Bear in a hammock?? Proof positive that those things are far too dangerous to have in an office.
There are some remedies for the contra-chair arguments: Add some comfy/ergonomically correct cushions to that hunk of plastic and you’ve personalized and “comfortized” your monster in the cubicle.
from the wikipedia article:
“The sides of traditional canvas naval hammocks wrap around the sleeper like a cocoon, making an inadvertent fall virtually impossible.”
On the con side, they also make advertant exits virtually impossible.
@Lila: “Bear in a hammock?? Proof positive that those things are far too dangerous to have in an office.”
Actually bears are optional on all office hammocks except those found on Wall and Bay Streets.

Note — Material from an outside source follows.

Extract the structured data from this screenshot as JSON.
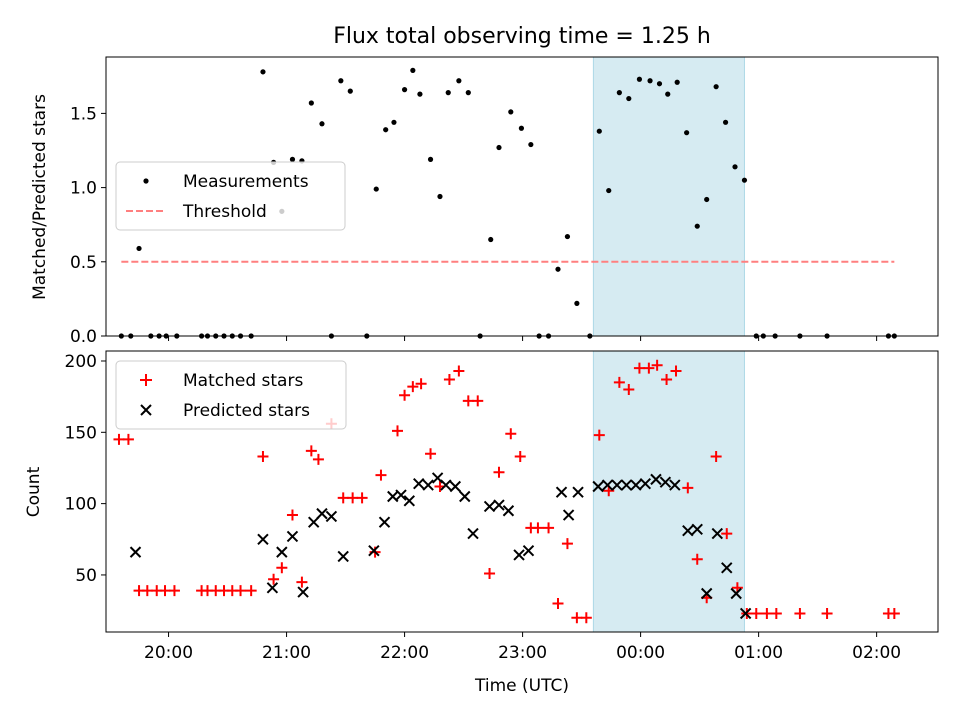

But just try attaching your hammock to the walls of your cubicle. This makes inadvertent falls virtually inevitable.
“But just try attaching your hammock to the walls of your cubicle. This makes inadvertent falls virtually inevitable.”
No, because my colleague in the cubicle on the opposite side will counter-balance.
@ A Lurkar
advertant vs. inadvertant exits
You need to sit as in a chinchorro rather than the “naval”/navel hammock.